Leaving off from his prepared notes, he looked at the journalists and thumped the lectern. "Are you crazy? Are you out of your minds?" he challenged.

The prime minister said that when those reports, too, failed to change public opinion, "Someone … leaks a (Justice Ministry) document full of hearsay and lies about Gilad's business as if they are connected to me."

That scandal concerns the source of money used to repay illegal contributions totaling $980,000 he had received during the Likud Party primaries in 1999. Much about that source of funding is still mysterious and Omri Sharon refused to answer questions so as not to incriminate himself and others, the state controller said.

Sharon said he decided to return that money, adding he used his own and his wife's savings and went into overdraft to immediately repay NIS 500,000, almost $104,000. Gilad raised the rest: "I did not know, exactly, how the money was obtained," he told the journalists.

Gilad reportedly borrowed $1.49 million from a friend of the family who lives in South Africa, Cyril Kern, and used it as collateral for a bank loan with which Sharon returned the debt.

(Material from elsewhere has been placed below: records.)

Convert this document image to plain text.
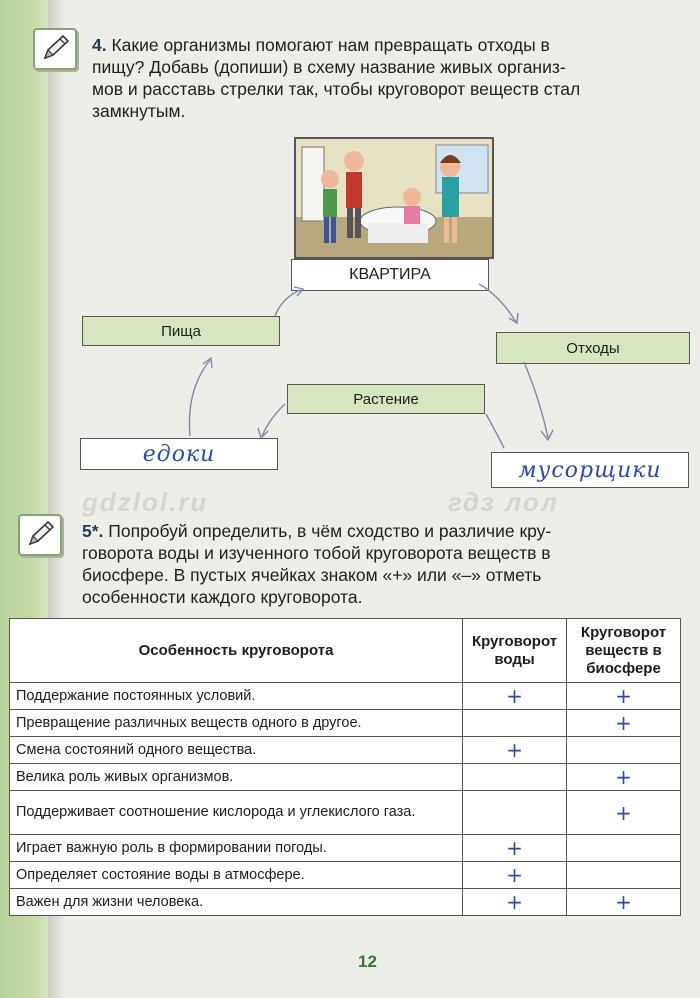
4. Какие организмы помогают нам превращать отходы в

пищу? Добавь (допиши) в схему название живых организ-

мов и расставь стрелки так, чтобы круговорот веществ стал

замкнутым.

КВАРТИРА
Пища
Отходы
Растение
едоки
мусорщики
gdzlol.ru	гдз лол

5*. Попробуй определить, в чём сходство и различие кру-

говорота воды и изученного тобой круговорота веществ в

биосфере. В пустых ячейках знаком «+» или «–» отметь

особенности каждого круговорота.

Особенность круговорота	Круговорот воды	Круговорот веществ в биосфере
Поддержание постоянных условий.	+	+
Превращение различных веществ одного в другое.		+
Смена состояний одного вещества.	+	
Велика роль живых организмов.		+
Поддерживает соотношение кислорода и углекислого газа.		+
Играет важную роль в формировании погоды.	+	
Определяет состояние воды в атмосфере.	+	
Важен для жизни человека.	+	+
12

Sharon was supposed to report Kern's loan.

He said police asked him how he returned the money. "I said I don't know exactly, that my sons took care of it, and to the best of my knowledge the farm was mortgaged. If, in fact, another way was found, all the better," he said.

Kern meanwhile got his money back with interest. "I haven't seen a bribe going through banks, with documents, and interest," Sharon argued.

Knesset Speaker Avraham Burg, of Labor, noted that the Public Security, Justice and the Foreign Ministries that transferred the letter to South Africa are all headed by members of Sharon's Likud Party.

Burg added sarcastically: "Millions move around his (Sharon's) pockets, his children's, his farm, and he, poor one, doesn't know! The prime minister doesn't know what is happening between his pockets? How will he know what is happening in the state of Israel?"

Sharon "ought to resign, clear his name if he can, and return to politics. If he does not clear it, perhaps he is unfit," Burg said.